In The Not So Still Night

In the early hours of this morning – when I woke up for maybe the third time in what should have been a full night’s sleep – the strangest questions crept into my half-drowsy mind: What if the high dose of pain medication I’ve been taking since my surgery is the dose I should have taken all along? What if I’ve been looking at this all wrong? What if I kept landing in the emergency room as often as I did before was because I wasn’t prescribed the correct level of pain medication? After all, the doctors at the pain clinic had expressed a fear of not being able to manage my post-surgery pain if they prescribed a higher dose of pain medications before my surgery.

That had been the point of the nerve block – to give me more pain relief without prescribing more oral opioid pain medications. But what if my nervous system is so damaged by whatever underlying illness caused the pain to begin with that I needed more pain medication or possibly a different kind to manage my pain? Instead of feeling this high level of anxiety about taking more pain medication, shouldn’t I think about how many times in the past two years I landed in the emergency room for extra pain relief or the countless sleepless nights I had because of the pain? Shouldn’t I feel more positive that the pain specialists recognize the need for better treatment for me?

I just stopped writing and thought about those things for a moment. I haven’t landed in the emergency room since surgery, but I’m still having the sleepless nights because of pain even with the higher dose of pain medications. I still can’t travel in a vehicle without feeling pain afterward that forces me to rest to recover from what shouldn’t be an ordeal; and walking any significant distance is out of the question. Unfortunately, stopping to think raised more questions. The main ones being, what if pain medication isn’t the answer for me or what if I need an alternative method of pain management that hasn’t been tried yet? And worst of all what if I am as unusual a case as they think that doesn’t come with a straightforward cure.
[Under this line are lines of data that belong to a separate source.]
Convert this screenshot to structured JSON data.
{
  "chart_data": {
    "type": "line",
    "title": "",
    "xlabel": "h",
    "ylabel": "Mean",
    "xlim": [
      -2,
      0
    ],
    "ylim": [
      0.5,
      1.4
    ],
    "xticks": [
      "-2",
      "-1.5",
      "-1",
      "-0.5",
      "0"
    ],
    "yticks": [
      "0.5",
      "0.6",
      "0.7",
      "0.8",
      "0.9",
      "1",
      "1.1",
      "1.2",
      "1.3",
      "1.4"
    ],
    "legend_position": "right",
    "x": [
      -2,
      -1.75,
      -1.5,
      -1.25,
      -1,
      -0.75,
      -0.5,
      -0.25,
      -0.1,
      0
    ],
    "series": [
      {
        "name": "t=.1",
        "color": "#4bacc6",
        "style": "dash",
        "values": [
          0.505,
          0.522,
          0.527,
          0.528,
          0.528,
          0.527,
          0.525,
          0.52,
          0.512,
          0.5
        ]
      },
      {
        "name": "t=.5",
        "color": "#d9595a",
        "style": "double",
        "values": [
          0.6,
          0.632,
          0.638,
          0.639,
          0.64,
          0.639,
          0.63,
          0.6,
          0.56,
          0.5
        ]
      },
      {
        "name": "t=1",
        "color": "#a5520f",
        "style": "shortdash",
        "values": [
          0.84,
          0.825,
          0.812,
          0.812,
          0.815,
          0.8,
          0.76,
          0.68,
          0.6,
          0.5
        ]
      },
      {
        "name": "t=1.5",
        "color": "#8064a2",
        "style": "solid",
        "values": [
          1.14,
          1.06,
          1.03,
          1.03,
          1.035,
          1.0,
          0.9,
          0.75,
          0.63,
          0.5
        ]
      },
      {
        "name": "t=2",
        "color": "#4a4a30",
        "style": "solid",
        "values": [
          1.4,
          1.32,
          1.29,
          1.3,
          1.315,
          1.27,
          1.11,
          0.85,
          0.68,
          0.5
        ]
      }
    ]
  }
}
So why am I awake in the wee hours of the morning ruminating over these torturous questions? Do I or don’t I need more pain medication? Should I have had this higher dose sooner? How long should I take it at this high dose? Should I focus on lowering the dose – if the higher is what I need – so significantly so soon after surgery, and if not, how much harm will extended use cause me?

How many more days and nights will I wake to find these types of questions pouring out of me in small trickles or gushing as if busting through a dam? Maybe what’s doing more harm is my inability to just allow myself to be sick and count on my body to do what it needs to do to heal itself, instead of forcing my mind to hold all my pain.